Le vote utile, garant de l'alternance
Pierre Giacometti tire les premiers enseignements du premier tour des législatives. Les bonnes performances de l'UMP et du PS, compte-tenu du grand nombre de candidatures, annonce une nouvelle bipolarisation du système politique français, même si l'abstentionnisme, qui représente toujours le premier réservoir de vote "anti-système", fait figure de question clé pour parier sur l'avenir d'un nouvel échiquier politique.
Le premier tour des élections législatives va-t-il renvoyer aux oubliettes de la vie politique le surnom forgé par Jean-Marie Le Pen pour qualifier depuis le milieu des années 80 les principales forces de l'échiquier politique traditionnel : le RPR, l'UDF, le PC et le PS ?
La « bande des quatre » pourrait bien avoir vécu : les résultats du premier tour des législatives ont été marqués par un très net sursaut du vote favorable aux formations centrales du système politique. L'UMP et le PS ont rassemblé 57 % des voix, une performance remarquable compte tenu du nombre record des candidats enregistré pour ce scrutin.
Cette stabilité méritoire du PS, cet affaiblissement de ses alliés communistes et écologistes, conjugués au premier succès électoral de l'UMP, constituent à bien des égards les premiers signes politiques de ce que pourrait être l'émergence d'une nouvelle bipolarisation.
Bien sûr, il faut soumettre le paysage du 9 juin à l'épreuve du temps politique, notamment à travers la diversité des futures consultations électorales.

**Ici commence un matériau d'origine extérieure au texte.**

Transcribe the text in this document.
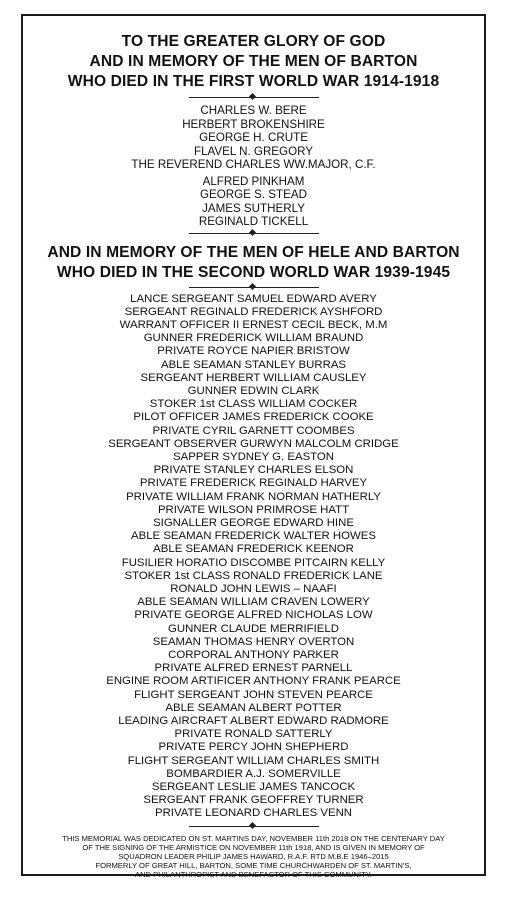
TO THE GREATER GLORY OF GOD
AND IN MEMORY OF THE MEN OF BARTON
WHO DIED IN THE FIRST WORLD WAR 1914-1918
CHARLES W. BERE
HERBERT BROKENSHIRE
GEORGE H. CRUTE
FLAVEL N. GREGORY
THE REVEREND CHARLES WW.MAJOR, C.F.
ALFRED PINKHAM
GEORGE S. STEAD
JAMES SUTHERLY
REGINALD TICKELL
AND IN MEMORY OF THE MEN OF HELE AND BARTON
WHO DIED IN THE SECOND WORLD WAR 1939-1945
LANCE SERGEANT SAMUEL EDWARD AVERY
SERGEANT REGINALD FREDERICK AYSHFORD
WARRANT OFFICER II ERNEST CECIL BECK, M.M
GUNNER FREDERICK WILLIAM BRAUND
PRIVATE ROYCE NAPIER BRISTOW
ABLE SEAMAN STANLEY BURRAS
SERGEANT HERBERT WILLIAM CAUSLEY
GUNNER EDWIN CLARK
STOKER 1st CLASS WILLIAM COCKER
PILOT OFFICER JAMES FREDERICK COOKE
PRIVATE CYRIL GARNETT COOMBES
SERGEANT OBSERVER GURWYN MALCOLM CRIDGE
SAPPER SYDNEY G. EASTON
PRIVATE STANLEY CHARLES ELSON
PRIVATE FREDERICK REGINALD HARVEY
PRIVATE WILLIAM FRANK NORMAN HATHERLY
PRIVATE WILSON PRIMROSE HATT
SIGNALLER GEORGE EDWARD HINE
ABLE SEAMAN FREDERICK WALTER HOWES
ABLE SEAMAN FREDERICK KEENOR
FUSILIER HORATIO DISCOMBE PITCAIRN KELLY
STOKER 1st CLASS RONALD FREDERICK LANE
RONALD JOHN LEWIS – NAAFI
ABLE SEAMAN WILLIAM CRAVEN LOWERY
PRIVATE GEORGE ALFRED NICHOLAS LOW
GUNNER CLAUDE MERRIFIELD
SEAMAN THOMAS HENRY OVERTON
CORPORAL ANTHONY PARKER
PRIVATE ALFRED ERNEST PARNELL
ENGINE ROOM ARTIFICER ANTHONY FRANK PEARCE
FLIGHT SERGEANT JOHN STEVEN PEARCE
ABLE SEAMAN ALBERT POTTER
LEADING AIRCRAFT ALBERT EDWARD RADMORE
PRIVATE RONALD SATTERLY
PRIVATE PERCY JOHN SHEPHERD
FLIGHT SERGEANT WILLIAM CHARLES SMITH
BOMBARDIER A.J. SOMERVILLE
SERGEANT LESLIE JAMES TANCOCK
SERGEANT FRANK GEOFFREY TURNER
PRIVATE LEONARD CHARLES VENN
THIS MEMORIAL WAS DEDICATED ON ST. MARTINS DAY, NOVEMBER 11th 2018 ON THE CENTENARY DAY
OF THE SIGNING OF THE ARMISTICE ON NOVEMBER 11th 1918, AND IS GIVEN IN MEMORY OF
SQUADRON LEADER PHILIP JAMES HAWARD, R.A.F. RTD M.B.E 1946–2015
FORMERLY OF GREAT HILL, BARTON, SOME TIME CHURCHWARDEN OF ST. MARTIN'S,
AND PHILANTHROPIST AND BENEFACTOR OF THIS COMMUNITY.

Le prochain rendez-vous électoral de 2004, de type régional, apportera sans nul doute un premier élément de réponse.
Il apparaît pourtant d'ores et déjà qu'après le séisme du 21 avril, qui avait provoqué une première réplique « citoyenne » – les manifestations du 1er mai – puis une deuxième réplique civique – la mobilisation électorale du second tour –, le vote du 9 juin fait figure de réplique électorale ultime, sous les espèces d'un « vote utile », garant du système d'alternance.
L'enchaînement de ces secousses politiques renvoie finalement à un élément déclencheur : l'inversion du calendrier électoral qui a largement contribué à installer les conditions d'un retour à la logique de la Ve République. Au-delà des enjeux liés à la fin de la cohabitation, le traumatisme du vote pour « rien » du 21 avril dernier, a contribué à renforcer le réflexe d'un vote pour « quelque chose » le 9 juin. Résultat : la traduction en sièges de la stabilité en voix du Parti socialiste et la formation d'un bloc dominant à droite pourraient aboutir dimanche prochain à un phénomène inégalé dans l'histoire des élections législatives.
Sous la Ve République, il faut revenir à 1967 pour retrouver une telle situation de concentration des sièges entre deux forces. A l'époque, l'UDR et la FGDS monopolisaient 322 des 487 sièges de l'Assemblée soit 66 % des circonscriptions. Si les projections devaient se confirmer le 16 juin, deux formations de bord opposé pourraient rassembler plus de 80 % des sièges dans la future Assemblée et construire ainsi un nouvel échiquier aux contours simplifiés et contrastant avec l'habituelle diversité des courants politiques de la représentation parlementaire.
Le premier tour des élections législatives 2002 pose ainsi l'enjeu de l'avenir du système politique français. L'origine du séisme se trouve dans le record de candidatures à l'élection présidentielle, son point culminant dans l'élimination de la gauche du second tour de l'élection présidentielle. Mais cette nouvelle configuration pourrait rester sans lendemain si cette alternative politique PS/UMP ne parvenait pas à moyen terme à réintégrer progressivement et durablement les expressions diverses de mécontentement qui ont marqué de leur empreinte le comportement électoral des Français depuis l'élection présidentielle.
L'abstentionnisme représente toujours, en effet, le premier réservoir de vote anti-système et fait figure de question clé pour parier sur l'avenir d'un nouvel échiquier politique. Au-delà, pour consolider leur base électorale, PS et UMP doivent dessiner une représentation plus fidèle de la diversité de la société française : c'est la condition sine qua non de l'instauration d'un système bipolaire et pourquoi pas un jour d'un bipartisme à la française.